West Philadelphia Orchestra
Black Squirrel Club
1049 Sarah St.
Philadelphia
July 10, 2026
For the past 20 years, the West Philadelphia Orchestra has been a bright light in Philadelphia’s music scene. Combining jazz and klezmer with a variety of sounds from around the world, the self-described “Avant village folk brass band” is an institution born from the richness and diversity of our city’s music culture. On a hot and humid Thursday night, the WPO staged a summer dance party at the Black Squirrel in Fishtown. When I pulled up to the venue, the person at the door told me that the show was happening in Black Squirrel's back room (which I had never been in and didn’t realize existed). Inside the massive, brick-walled space there were wooden chairs and couches randomly placed around the room. What looked like a VW buggy(?) had been deconstructed with lit up chandeliers fixed through its body as it hung suspended from the towering ceiling. As the band played scales and warmed up, about a dozen people made their way to their seats. During these warm ups, one of the two tubaists played a bit of Ozzy Osborne’s “Crazy Train” to the delight of the band and audience.

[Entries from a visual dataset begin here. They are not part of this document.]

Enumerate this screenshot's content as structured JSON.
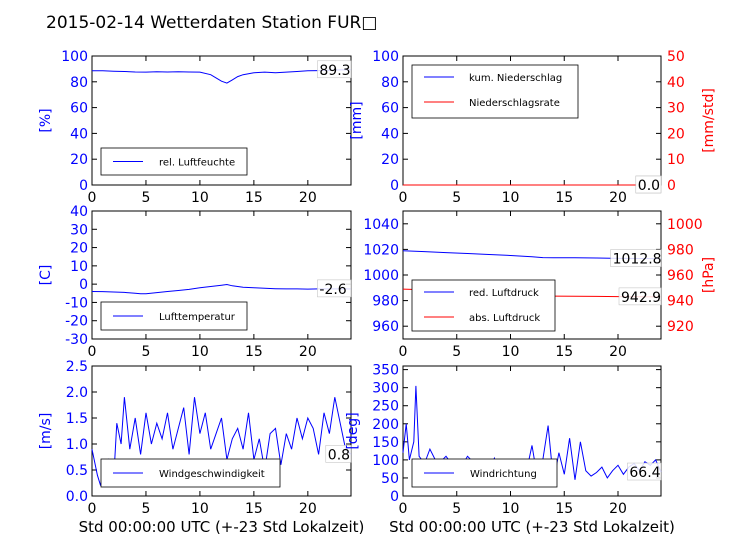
{
  "title": "2015-02-14 Wetterdaten Station FUR□",
  "colors": {
    "primary": "#0000ff",
    "secondary": "#ff0000",
    "text": "#000000"
  },
  "chart_data": [
    {
      "id": "humidity",
      "type": "line",
      "ylabel": "[%]",
      "ylim": [
        0,
        100
      ],
      "yticks": [
        0,
        20,
        40,
        60,
        80,
        100
      ],
      "xlim": [
        0,
        24
      ],
      "xticks": [
        0,
        5,
        10,
        15,
        20
      ],
      "xlabel": "",
      "series": [
        {
          "name": "rel. Luftfeuchte",
          "axis": "left",
          "color": "#0000ff",
          "x": [
            0,
            1,
            2,
            3,
            4,
            5,
            6,
            7,
            8,
            9,
            10,
            11,
            11.5,
            12,
            12.5,
            13,
            13.5,
            14,
            15,
            16,
            17,
            18,
            19,
            20,
            21,
            22,
            23,
            24
          ],
          "y": [
            88.5,
            88.5,
            88.2,
            88.0,
            87.6,
            87.5,
            87.8,
            87.6,
            87.8,
            87.6,
            87.5,
            85.5,
            83.0,
            80.5,
            79.0,
            81.5,
            84.0,
            85.5,
            87.0,
            87.5,
            87.0,
            87.5,
            88.0,
            88.5,
            88.7,
            89.0,
            89.2,
            89.3
          ]
        }
      ],
      "callouts": [
        {
          "axis": "left",
          "value": 89.3,
          "text": "89.3"
        }
      ]
    },
    {
      "id": "precipitation",
      "type": "line",
      "ylabel": "[mm]",
      "ylabel_right": "[mm/std]",
      "ylim": [
        0,
        100
      ],
      "yticks": [
        0,
        20,
        40,
        60,
        80,
        100
      ],
      "ylim_right": [
        0,
        50
      ],
      "yticks_right": [
        0,
        10,
        20,
        30,
        40,
        50
      ],
      "xlim": [
        0,
        24
      ],
      "xticks": [
        0,
        5,
        10,
        15,
        20
      ],
      "xlabel": "",
      "series": [
        {
          "name": "kum. Niederschlag",
          "axis": "left",
          "color": "#0000ff",
          "x": [
            0,
            24
          ],
          "y": [
            0,
            0
          ]
        },
        {
          "name": "Niederschlagsrate",
          "axis": "right",
          "color": "#ff0000",
          "x": [
            0,
            24
          ],
          "y": [
            0,
            0
          ]
        }
      ],
      "callouts": [
        {
          "axis": "left",
          "value": 0.0,
          "text": "0.0"
        },
        {
          "axis": "right",
          "value": 0.0,
          "text": "0.0"
        }
      ]
    },
    {
      "id": "temperature",
      "type": "line",
      "ylabel": "[C]",
      "ylim": [
        -30,
        40
      ],
      "yticks": [
        -30,
        -20,
        -10,
        0,
        10,
        20,
        30,
        40
      ],
      "xlim": [
        0,
        24
      ],
      "xticks": [
        0,
        5,
        10,
        15,
        20
      ],
      "xlabel": "",
      "series": [
        {
          "name": "Lufttemperatur",
          "axis": "left",
          "color": "#0000ff",
          "x": [
            0,
            1,
            2,
            3,
            4,
            4.5,
            5,
            6,
            7,
            8,
            9,
            10,
            11,
            12,
            12.5,
            13,
            14,
            15,
            16,
            17,
            18,
            19,
            20,
            21,
            22,
            23,
            24
          ],
          "y": [
            -4.0,
            -4.1,
            -4.3,
            -4.5,
            -5.0,
            -5.3,
            -5.2,
            -4.6,
            -4.0,
            -3.5,
            -2.9,
            -2.0,
            -1.3,
            -0.6,
            -0.2,
            -0.9,
            -1.7,
            -2.0,
            -2.3,
            -2.5,
            -2.6,
            -2.6,
            -2.7,
            -2.6,
            -2.6,
            -2.6,
            -2.6
          ]
        }
      ],
      "callouts": [
        {
          "axis": "left",
          "value": -2.6,
          "text": "-2.6"
        }
      ]
    },
    {
      "id": "pressure",
      "type": "line",
      "ylabel_right": "[hPa]",
      "ylim": [
        950,
        1050
      ],
      "yticks": [
        960,
        980,
        1000,
        1020,
        1040
      ],
      "ylim_right": [
        910,
        1010
      ],
      "yticks_right": [
        920,
        940,
        960,
        980,
        1000
      ],
      "xlim": [
        0,
        24
      ],
      "xticks": [
        0,
        5,
        10,
        15,
        20
      ],
      "xlabel": "",
      "series": [
        {
          "name": "red. Luftdruck",
          "axis": "left",
          "color": "#0000ff",
          "x": [
            0,
            2,
            4,
            6,
            8,
            10,
            12,
            13,
            14,
            16,
            18,
            20,
            22,
            24
          ],
          "y": [
            1019.0,
            1018.3,
            1017.5,
            1016.8,
            1016.0,
            1015.2,
            1014.2,
            1013.6,
            1013.5,
            1013.4,
            1013.3,
            1013.0,
            1012.9,
            1012.8
          ]
        }
      ],
      "series_right": [
        {
          "name": "abs. Luftdruck",
          "axis": "right",
          "color": "#ff0000",
          "x": [
            0,
            2,
            4,
            6,
            8,
            10,
            12,
            13,
            14,
            16,
            18,
            20,
            22,
            24
          ],
          "y": [
            949.0,
            948.4,
            947.6,
            946.9,
            946.1,
            945.3,
            944.3,
            943.7,
            943.5,
            943.4,
            943.3,
            943.1,
            943.0,
            942.9
          ]
        }
      ],
      "callouts": [
        {
          "axis": "left",
          "value": 1012.8,
          "text": "1012.8"
        },
        {
          "axis": "right",
          "value": 942.9,
          "text": "942.9"
        }
      ]
    },
    {
      "id": "windspeed",
      "type": "line",
      "ylabel": "[m/s]",
      "ylim": [
        0,
        2.5
      ],
      "yticks": [
        "0.0",
        "0.5",
        "1.0",
        "1.5",
        "2.0",
        "2.5"
      ],
      "xlim": [
        0,
        24
      ],
      "xticks": [
        0,
        5,
        10,
        15,
        20
      ],
      "xlabel": "Std 00:00:00 UTC (+-23 Std Lokalzeit)",
      "series": [
        {
          "name": "Windgeschwindigkeit",
          "axis": "left",
          "color": "#0000ff",
          "x": [
            0,
            0.5,
            0.8,
            1,
            1.5,
            2,
            2.3,
            2.7,
            3,
            3.5,
            4,
            4.5,
            5,
            5.5,
            6,
            6.5,
            7,
            7.5,
            8,
            8.5,
            9,
            9.5,
            10,
            10.5,
            11,
            11.5,
            12,
            12.5,
            13,
            13.5,
            14,
            14.5,
            15,
            15.5,
            16,
            16.5,
            17,
            17.5,
            18,
            18.5,
            19,
            19.5,
            20,
            20.5,
            21,
            21.5,
            22,
            22.5,
            23,
            23.5,
            24
          ],
          "y": [
            0.9,
            0.4,
            0.2,
            0.5,
            0.7,
            0.3,
            1.4,
            1.0,
            1.9,
            0.9,
            1.5,
            0.8,
            1.6,
            1.0,
            1.4,
            1.1,
            1.6,
            0.9,
            1.3,
            1.7,
            0.8,
            1.9,
            1.2,
            1.6,
            0.9,
            1.2,
            1.5,
            0.7,
            1.1,
            1.3,
            0.9,
            1.6,
            0.7,
            1.1,
            0.5,
            1.2,
            1.3,
            0.6,
            1.2,
            0.9,
            1.5,
            1.1,
            1.5,
            1.3,
            0.8,
            1.6,
            1.2,
            1.9,
            1.4,
            0.9,
            0.8
          ]
        }
      ],
      "callouts": [
        {
          "axis": "left",
          "value": 0.8,
          "text": "0.8"
        }
      ]
    },
    {
      "id": "winddirection",
      "type": "line",
      "ylabel": "[deg]",
      "ylim": [
        0,
        360
      ],
      "yticks": [
        0,
        50,
        100,
        150,
        200,
        250,
        300,
        350
      ],
      "xlim": [
        0,
        24
      ],
      "xticks": [
        0,
        5,
        10,
        15,
        20
      ],
      "xlabel": "Std 00:00:00 UTC (+-23 Std Lokalzeit)",
      "series": [
        {
          "name": "Windrichtung",
          "axis": "left",
          "color": "#0000ff",
          "x": [
            0,
            0.3,
            0.6,
            1,
            1.2,
            1.5,
            2,
            2.5,
            3,
            3.5,
            4,
            4.5,
            5,
            5.5,
            6,
            6.5,
            7,
            7.5,
            8,
            8.5,
            9,
            9.5,
            10,
            10.5,
            11,
            11.5,
            12,
            12.5,
            13,
            13.5,
            14,
            14.5,
            15,
            15.5,
            16,
            16.5,
            17,
            17.5,
            18,
            18.5,
            19,
            19.5,
            20,
            20.5,
            21,
            21.5,
            22,
            22.5,
            23,
            23.5,
            24
          ],
          "y": [
            120,
            200,
            100,
            150,
            305,
            110,
            90,
            130,
            100,
            95,
            110,
            90,
            100,
            85,
            110,
            95,
            80,
            100,
            70,
            105,
            60,
            95,
            80,
            100,
            55,
            70,
            140,
            50,
            100,
            195,
            40,
            120,
            60,
            160,
            45,
            150,
            70,
            55,
            65,
            80,
            50,
            70,
            85,
            60,
            80,
            90,
            70,
            95,
            85,
            100,
            66.4
          ]
        }
      ],
      "callouts": [
        {
          "axis": "left",
          "value": 66.4,
          "text": "66.4"
        }
      ]
    }
  ]
}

Another dozen or so people eventually made their way into the backroom and the WPO jumped into their spirited, celebratory set.

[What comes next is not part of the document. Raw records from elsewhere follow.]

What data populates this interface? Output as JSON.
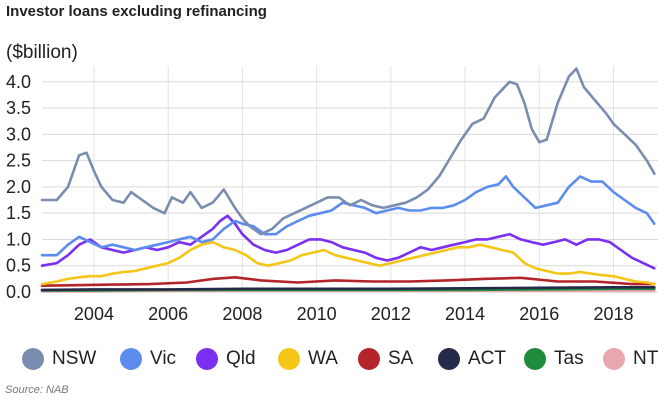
{
  "title": "Investor loans excluding refinancing",
  "source": "Source: NAB",
  "chart_data": {
    "type": "line",
    "ylabel": "($billion)",
    "xlim": [
      2002.6,
      2019.2
    ],
    "ylim": [
      0,
      4.3
    ],
    "yticks": [
      "0.0",
      "0.5",
      "1.0",
      "1.5",
      "2.0",
      "2.5",
      "3.0",
      "3.5",
      "4.0"
    ],
    "xticks": [
      "2004",
      "2006",
      "2008",
      "2010",
      "2012",
      "2014",
      "2016",
      "2018"
    ],
    "grid": true,
    "legend": "bottom",
    "series": [
      {
        "name": "NSW",
        "color": "#7a8db0",
        "x": [
          2002.6,
          2003.0,
          2003.3,
          2003.6,
          2003.8,
          2004.0,
          2004.2,
          2004.5,
          2004.8,
          2005.0,
          2005.3,
          2005.6,
          2005.9,
          2006.1,
          2006.4,
          2006.6,
          2006.9,
          2007.2,
          2007.5,
          2007.8,
          2008.0,
          2008.2,
          2008.5,
          2008.8,
          2009.1,
          2009.4,
          2009.7,
          2010.0,
          2010.3,
          2010.6,
          2010.9,
          2011.2,
          2011.5,
          2011.8,
          2012.1,
          2012.4,
          2012.7,
          2013.0,
          2013.3,
          2013.6,
          2013.9,
          2014.2,
          2014.5,
          2014.8,
          2015.0,
          2015.2,
          2015.4,
          2015.6,
          2015.8,
          2016.0,
          2016.2,
          2016.5,
          2016.8,
          2017.0,
          2017.2,
          2017.5,
          2017.8,
          2018.0,
          2018.3,
          2018.6,
          2018.9,
          2019.1
        ],
        "y": [
          1.75,
          1.75,
          2.0,
          2.6,
          2.65,
          2.3,
          2.0,
          1.75,
          1.7,
          1.9,
          1.75,
          1.6,
          1.5,
          1.8,
          1.7,
          1.9,
          1.6,
          1.7,
          1.95,
          1.6,
          1.4,
          1.25,
          1.1,
          1.2,
          1.4,
          1.5,
          1.6,
          1.7,
          1.8,
          1.8,
          1.65,
          1.75,
          1.65,
          1.6,
          1.65,
          1.7,
          1.8,
          1.95,
          2.2,
          2.55,
          2.9,
          3.2,
          3.3,
          3.7,
          3.85,
          4.0,
          3.95,
          3.6,
          3.1,
          2.85,
          2.9,
          3.6,
          4.1,
          4.25,
          3.9,
          3.65,
          3.4,
          3.2,
          3.0,
          2.8,
          2.5,
          2.25
        ]
      },
      {
        "name": "Vic",
        "color": "#5b8def",
        "x": [
          2002.6,
          2003.0,
          2003.3,
          2003.6,
          2003.9,
          2004.2,
          2004.5,
          2004.8,
          2005.1,
          2005.4,
          2005.7,
          2006.0,
          2006.3,
          2006.6,
          2006.9,
          2007.2,
          2007.5,
          2007.8,
          2008.0,
          2008.3,
          2008.6,
          2008.9,
          2009.2,
          2009.5,
          2009.8,
          2010.1,
          2010.4,
          2010.7,
          2011.0,
          2011.3,
          2011.6,
          2011.9,
          2012.2,
          2012.5,
          2012.8,
          2013.1,
          2013.4,
          2013.7,
          2014.0,
          2014.3,
          2014.6,
          2014.9,
          2015.1,
          2015.3,
          2015.6,
          2015.9,
          2016.2,
          2016.5,
          2016.8,
          2017.1,
          2017.4,
          2017.7,
          2018.0,
          2018.3,
          2018.6,
          2018.9,
          2019.1
        ],
        "y": [
          0.7,
          0.7,
          0.9,
          1.05,
          0.95,
          0.85,
          0.9,
          0.85,
          0.8,
          0.85,
          0.9,
          0.95,
          1.0,
          1.05,
          0.95,
          1.0,
          1.2,
          1.35,
          1.3,
          1.25,
          1.1,
          1.1,
          1.25,
          1.35,
          1.45,
          1.5,
          1.55,
          1.7,
          1.65,
          1.6,
          1.5,
          1.55,
          1.6,
          1.55,
          1.55,
          1.6,
          1.6,
          1.65,
          1.75,
          1.9,
          2.0,
          2.05,
          2.2,
          2.0,
          1.8,
          1.6,
          1.65,
          1.7,
          2.0,
          2.2,
          2.1,
          2.1,
          1.9,
          1.75,
          1.6,
          1.5,
          1.3
        ]
      },
      {
        "name": "Qld",
        "color": "#7b2ff2",
        "x": [
          2002.6,
          2003.0,
          2003.3,
          2003.6,
          2003.9,
          2004.2,
          2004.5,
          2004.8,
          2005.1,
          2005.4,
          2005.7,
          2006.0,
          2006.3,
          2006.6,
          2006.9,
          2007.2,
          2007.4,
          2007.6,
          2007.8,
          2008.0,
          2008.3,
          2008.6,
          2008.9,
          2009.2,
          2009.5,
          2009.8,
          2010.1,
          2010.4,
          2010.7,
          2011.0,
          2011.3,
          2011.6,
          2011.9,
          2012.2,
          2012.5,
          2012.8,
          2013.1,
          2013.4,
          2013.7,
          2014.0,
          2014.3,
          2014.6,
          2014.9,
          2015.2,
          2015.5,
          2015.8,
          2016.1,
          2016.4,
          2016.7,
          2017.0,
          2017.3,
          2017.6,
          2017.9,
          2018.2,
          2018.5,
          2018.8,
          2019.1
        ],
        "y": [
          0.5,
          0.55,
          0.7,
          0.9,
          1.0,
          0.85,
          0.8,
          0.75,
          0.8,
          0.85,
          0.8,
          0.85,
          0.95,
          0.9,
          1.05,
          1.2,
          1.35,
          1.45,
          1.3,
          1.1,
          0.9,
          0.8,
          0.75,
          0.8,
          0.9,
          1.0,
          1.0,
          0.95,
          0.85,
          0.8,
          0.75,
          0.65,
          0.6,
          0.65,
          0.75,
          0.85,
          0.8,
          0.85,
          0.9,
          0.95,
          1.0,
          1.0,
          1.05,
          1.1,
          1.0,
          0.95,
          0.9,
          0.95,
          1.0,
          0.9,
          1.0,
          1.0,
          0.95,
          0.8,
          0.65,
          0.55,
          0.45
        ]
      },
      {
        "name": "WA",
        "color": "#f5c518",
        "x": [
          2002.6,
          2003.0,
          2003.3,
          2003.6,
          2003.9,
          2004.2,
          2004.5,
          2004.8,
          2005.1,
          2005.4,
          2005.7,
          2006.0,
          2006.3,
          2006.6,
          2006.9,
          2007.2,
          2007.5,
          2007.8,
          2008.1,
          2008.4,
          2008.7,
          2009.0,
          2009.3,
          2009.6,
          2009.9,
          2010.2,
          2010.5,
          2010.8,
          2011.1,
          2011.4,
          2011.7,
          2012.0,
          2012.3,
          2012.6,
          2012.9,
          2013.2,
          2013.5,
          2013.8,
          2014.1,
          2014.4,
          2014.7,
          2015.0,
          2015.3,
          2015.6,
          2015.9,
          2016.2,
          2016.5,
          2016.8,
          2017.1,
          2017.4,
          2017.7,
          2018.0,
          2018.3,
          2018.6,
          2018.9,
          2019.1
        ],
        "y": [
          0.15,
          0.2,
          0.25,
          0.28,
          0.3,
          0.3,
          0.35,
          0.38,
          0.4,
          0.45,
          0.5,
          0.55,
          0.65,
          0.8,
          0.9,
          0.95,
          0.85,
          0.8,
          0.7,
          0.55,
          0.5,
          0.55,
          0.6,
          0.7,
          0.75,
          0.8,
          0.7,
          0.65,
          0.6,
          0.55,
          0.5,
          0.55,
          0.6,
          0.65,
          0.7,
          0.75,
          0.8,
          0.85,
          0.85,
          0.9,
          0.85,
          0.8,
          0.75,
          0.55,
          0.45,
          0.4,
          0.35,
          0.35,
          0.38,
          0.35,
          0.32,
          0.3,
          0.25,
          0.2,
          0.18,
          0.15
        ]
      },
      {
        "name": "SA",
        "color": "#b3242b",
        "x": [
          2002.6,
          2003.5,
          2004.5,
          2005.5,
          2006.5,
          2007.2,
          2007.8,
          2008.5,
          2009.5,
          2010.5,
          2011.5,
          2012.5,
          2013.5,
          2014.5,
          2015.5,
          2016.5,
          2017.5,
          2018.5,
          2019.1
        ],
        "y": [
          0.12,
          0.13,
          0.14,
          0.15,
          0.18,
          0.25,
          0.28,
          0.22,
          0.18,
          0.22,
          0.2,
          0.2,
          0.22,
          0.25,
          0.27,
          0.2,
          0.2,
          0.15,
          0.15
        ]
      },
      {
        "name": "ACT",
        "color": "#262a4a",
        "x": [
          2002.6,
          2004.0,
          2006.0,
          2008.0,
          2010.0,
          2012.0,
          2014.0,
          2016.0,
          2018.0,
          2019.1
        ],
        "y": [
          0.04,
          0.05,
          0.05,
          0.06,
          0.06,
          0.06,
          0.07,
          0.08,
          0.09,
          0.09
        ]
      },
      {
        "name": "Tas",
        "color": "#1e8c3a",
        "x": [
          2002.6,
          2004.0,
          2006.0,
          2008.0,
          2010.0,
          2012.0,
          2014.0,
          2016.0,
          2018.0,
          2019.1
        ],
        "y": [
          0.03,
          0.03,
          0.04,
          0.04,
          0.04,
          0.04,
          0.04,
          0.05,
          0.06,
          0.06
        ]
      },
      {
        "name": "NT",
        "color": "#e8a6b0",
        "x": [
          2002.6,
          2004.0,
          2006.0,
          2008.0,
          2010.0,
          2012.0,
          2014.0,
          2016.0,
          2018.0,
          2019.1
        ],
        "y": [
          0.01,
          0.01,
          0.02,
          0.02,
          0.02,
          0.02,
          0.02,
          0.02,
          0.02,
          0.02
        ]
      }
    ]
  }
}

The opening song was a dramatic and jazzy klezmer tune. The drummer and tubas were locked in with a tight, syncopated groove before Philly avant-garde jazz legend Elliot Levin cut through with a thorny, roaring solo. The second tune they played was built upon a marching, propulsive rhythm. The interplay between WPO’s instrumentalists was delightfully inexact, full and human. Clarinetist Dr. Larry Goldfinger took one of a handful of particularly strong solos that night. As the band moved through the set, a liberating, celebratory energy began to permeate the humid, sticky room. Whether it was their cover of a Turkish protest song from the '70s or the moment when trumpeter Dawn Webster invited folks to get moving, encouraging the crowd — “The dance floor is open. No pressure!” — before jumping into a groove that coaxed a few attendees to get out their seats and dance. I couldn’t stay for the evening’s second set, but the first was a profound example of multiculturalism in practice. Music, the most expressive and human of activities, carries the distinction of being impossibly complex and varied while being fundamentally universal. By uniting these disparate folk musics from around the world, the West Philadelphia Orchestra reminds us of our cultural heritages while offering a glimpse at how powerful (and joyous!) we can be when we share those heritages.